Nat. Ord. Sarraceniaceæ.
PITCHER PLANT.
(SOLDIER’S DRINKING CUP.)
Sarracenia purpurea.
VEN the most casual observer can hardly pass a bed of these most remarkable plants without being struck by their appearance, indeed, from root to flower, it is every way worthy of our notice and admiration.
The Pitcher Plant is by no means one of those flowers found singly and in inaccessible bogs and dense cedar-swamps, as are some of our rare and lovely Orchids. In almost any grassy swamp, at the borders of low lying lakes, and beaver-meadows, often in wet spongy meadows, it may be found forming large beds of luxuriant growth.
When wet with recent showers or glistening with dew-drops, the rich crimson veinings of the broadly scalloped lip of the tubular leaf (which is thickly beset with fine stiff silvery hairs), retaining the moisture, shine and glisten in the sun-light.
The root is thick, solid, and fibrous. The tubular leaves are of a reddish tinge on the outer and convex side, but of a delicate light green within. The texture is soft, smooth, and leathery; the base of the leaf, at the root, is narrow and pipe-stem like, expanding into a large hollow receptacle, capable of containing a wine-glass full of liquid; even in dry seasons this cup is rarely found empty. The hollow form of the leaves, and the broad ewer-like lips, have obtained for the plant its local and wide-spread name of “Pitcher Plant,” and “Soldier’s Drinking Cup.” The last name I had from a poor old emigrant pensioner, when he brought me a specimen of the plant from the banks of a half dried up lake, near which he was located: “Many a draft of blessed water have we poor soldiers had when in Egypt out of the leaves of a plant like this, and we used to call them the ‘Soldier’s Drinking Cup.’ ”
Most probably the plant that afforded the blessed water to the poor thirsty soldiers was the Nepenthe distillaria, which plant is found in Egypt and other parts of Africa. Perhaps there are but few among the inhabitants of this well-watered country that have as fully appreciated the value of the Pitcher Plant as did our poor uneducated Irish pensioner, who said that he always thought that God in His goodness had created the plant to give drink to such as were athirst on a hot and toilsome march; and so he looked with gratitude and admiration on its representative in Canada. Many a lesson may we learn from the lips of the poor and the lowly.
Along the inner portion of the leaf there is a wing or flap which adds to its curious appearance: from the section of the leaf has arisen the somewhat inappropriate name of “Side-Saddle Flower.” The evident use of this appendage is to contract the inner side of the leaf, and to produce a corresponding rounding of the outer portion, which is thus thrown back, and enables the moisture more readily to fill the cup. Quantities of small flies, beetles, and other insects, enter the pitcher, possibly for shelter, but are unable to effect a return, owing to the reflexed bristly hairs that line the upper part of the tube and lip, and thus find a watery grave in the moisture that fills the hollow below.
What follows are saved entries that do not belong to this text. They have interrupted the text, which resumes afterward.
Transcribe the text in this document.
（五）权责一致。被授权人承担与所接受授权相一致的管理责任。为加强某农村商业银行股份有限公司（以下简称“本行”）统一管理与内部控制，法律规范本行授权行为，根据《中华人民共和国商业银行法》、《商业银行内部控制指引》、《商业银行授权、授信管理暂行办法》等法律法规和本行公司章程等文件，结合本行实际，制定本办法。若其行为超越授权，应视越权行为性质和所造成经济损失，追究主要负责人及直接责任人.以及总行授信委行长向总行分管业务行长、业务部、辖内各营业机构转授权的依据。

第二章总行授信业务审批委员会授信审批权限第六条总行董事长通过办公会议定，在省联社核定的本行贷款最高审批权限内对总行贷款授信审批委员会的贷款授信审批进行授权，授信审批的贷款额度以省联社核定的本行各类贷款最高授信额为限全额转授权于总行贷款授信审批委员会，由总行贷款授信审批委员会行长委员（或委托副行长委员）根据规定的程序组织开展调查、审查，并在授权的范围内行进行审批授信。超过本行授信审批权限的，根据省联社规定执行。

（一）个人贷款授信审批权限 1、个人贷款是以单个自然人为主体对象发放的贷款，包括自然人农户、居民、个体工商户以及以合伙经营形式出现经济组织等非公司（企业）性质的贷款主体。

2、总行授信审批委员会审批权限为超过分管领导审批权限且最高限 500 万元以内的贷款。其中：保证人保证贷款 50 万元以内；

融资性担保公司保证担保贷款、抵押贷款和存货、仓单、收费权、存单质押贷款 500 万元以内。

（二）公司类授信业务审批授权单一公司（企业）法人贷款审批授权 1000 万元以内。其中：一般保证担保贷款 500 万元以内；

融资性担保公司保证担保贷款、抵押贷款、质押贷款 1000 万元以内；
The tall stately flower of the Pitcher Plant is not less worthy of our attention than the curiously formed leaves. The smooth round simple scape rises from the centre of the plant to the height of 18 inches to 2 feet. The flower is single and terminal, composed of 5 sepals, with three little bracts; 5 blunt broad petals of a dull purplish-red colour, sometimes red and light-yellowish green; and in one variety the petals are mostly of a pale-green hue, and there is an absence of the crimson veins in the leafage. The petals are incurved or bent downwards towards the centre. The stamens are numerous. The ovary is 5-celled, and the style is expanded at the summit into a 5 angled, 5 rayed umbrella-like hood, which conceals beneath it 5 delicate rays, each terminating in a little hooked stigma. The capsule or seed vessel is 5-celled and 5-valved; seeds numerous.